It was modeled on local fire fighters at one time collecting contributions to fight muscular dystrophy.
Frederick, Md (KM) A bill to allow individuals to collect money in the streets for charity was rejected by the Frederick County Council on Tuesday. The vote was 3-4 with Councilmembers MC Keegan-Ayer, Michael Blue, Phil Dacey and Jerry Donald in the “no” column.
The legislation sponsored by Councilman Kai Hagen was inspired by the one-time practice of local fire fighters standing at intersections, collecting donations for the Muscular Dystrophy Association. He said the measure had restrictions to keep pedestrians and motorists safe. “Had specific hours, in specific places, on specific days, once a year, under a safety plan and supervising, unable to impede traffic, raising money for a good cause,” said Hagen.

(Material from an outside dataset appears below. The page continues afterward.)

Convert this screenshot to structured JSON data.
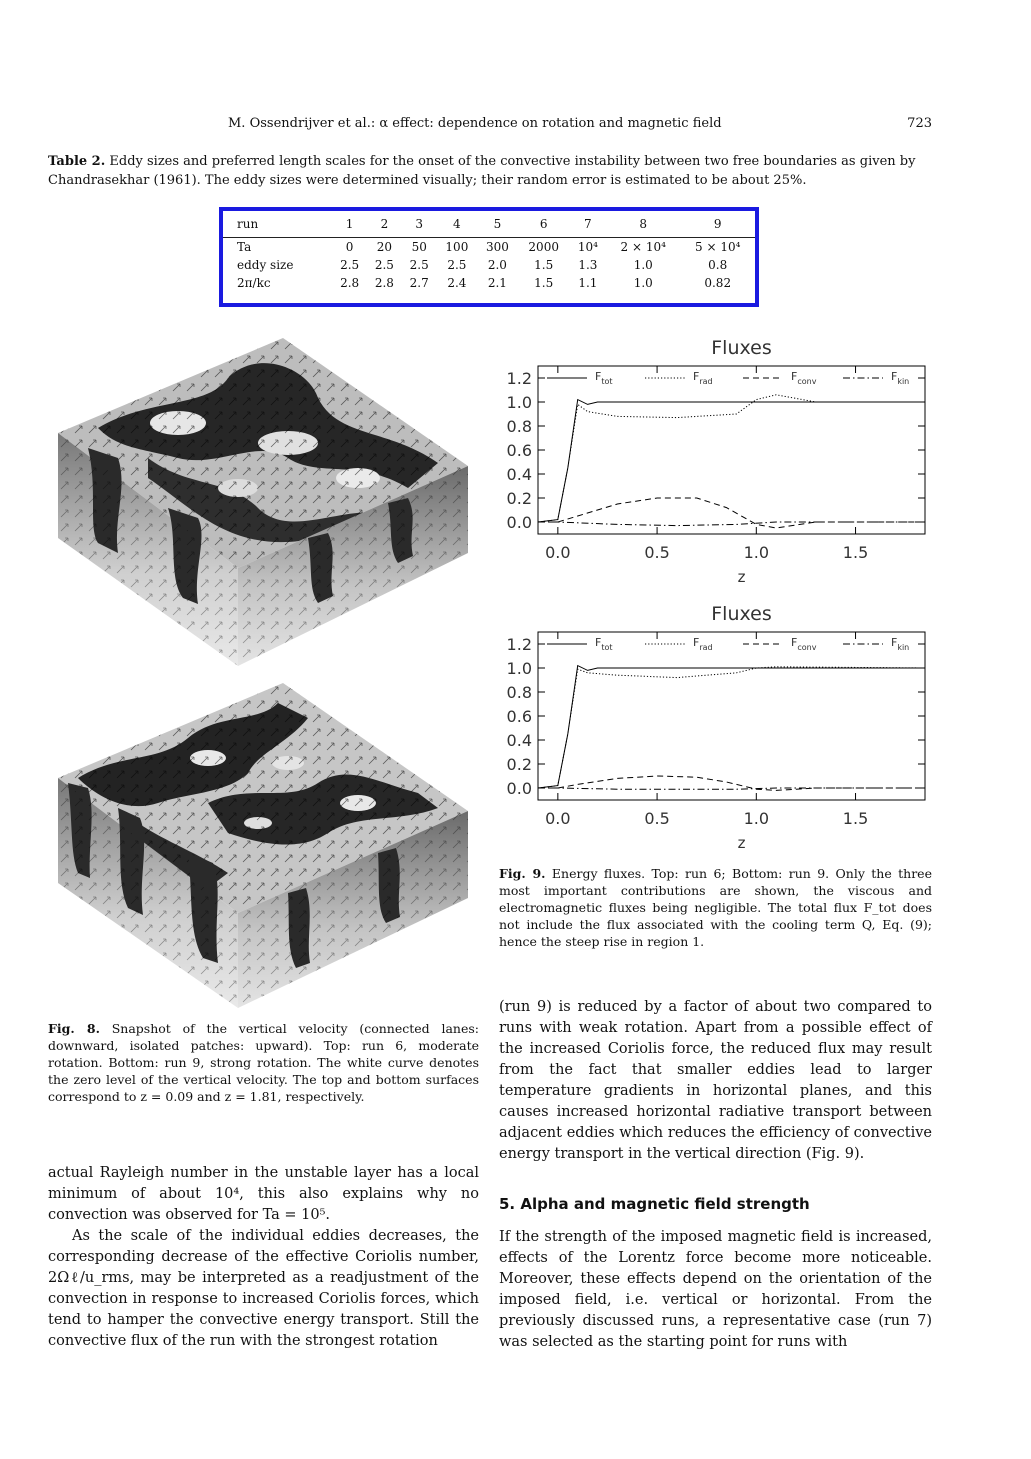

Council President MC Keegan-Ayer said she’s heard from her constituents who don’t want this bill. But they are willing to donate to their local fire company or the Muscular Dystrophy Association. “But they do not want to be sitting at a light at an intersection and having someone come up and tap on their window, or dodging between cars. They are very concerned about that.”
Some safety concerns were raised by Councilman Phil Dacey. “I just think these intersections are not compatible for pedestrians to be in and out of the traffic pattern, whether it’s fire fighters or panhandlers, or whatever, car wash,” he said.
Hagen responded. “We’ve heard people conflating this with the homeless, with panhandling, etc.,” he said. “There is no connection, no relationship. This has no affect on that one way or the other.”
The legislation, if it passed, would have allowed people to stand in a roadway, a median divider or intersection and collect money from motorists for charities. It would require these individuals to apply for a permit from the county, and they could only do that once a year. Those taking part would have to be 18 years of age and older, and they would need to have a Certificate of Liability Insurance. Soliciting would only be permitted between a half hour after sunrise, and a half hour before sunset. The solicitors could not impede traffic, and would need to wear badges or attire which identifies them as collecting for a specific charity. A safety plan would also have to be submitted with the application.
Councilwoman Jessica Fitzwater felt these restrictions would keep everyone safe. “We also have the additional language in the bill with the requirements of what the safety plan needs to have as well as the fact that any organization can only apply for this permit once a year,” she said. “And I think that we’ve put a lot of things in place to ensure that it is safe.”
But Councilman Donald said this bill should be defeated. “There’s got to be better ways to raise money than that,” he said. “I’m sorry. I can’t vote for this. I don’t think people will like it. They want to go from point A to point B without being stopped,” he said.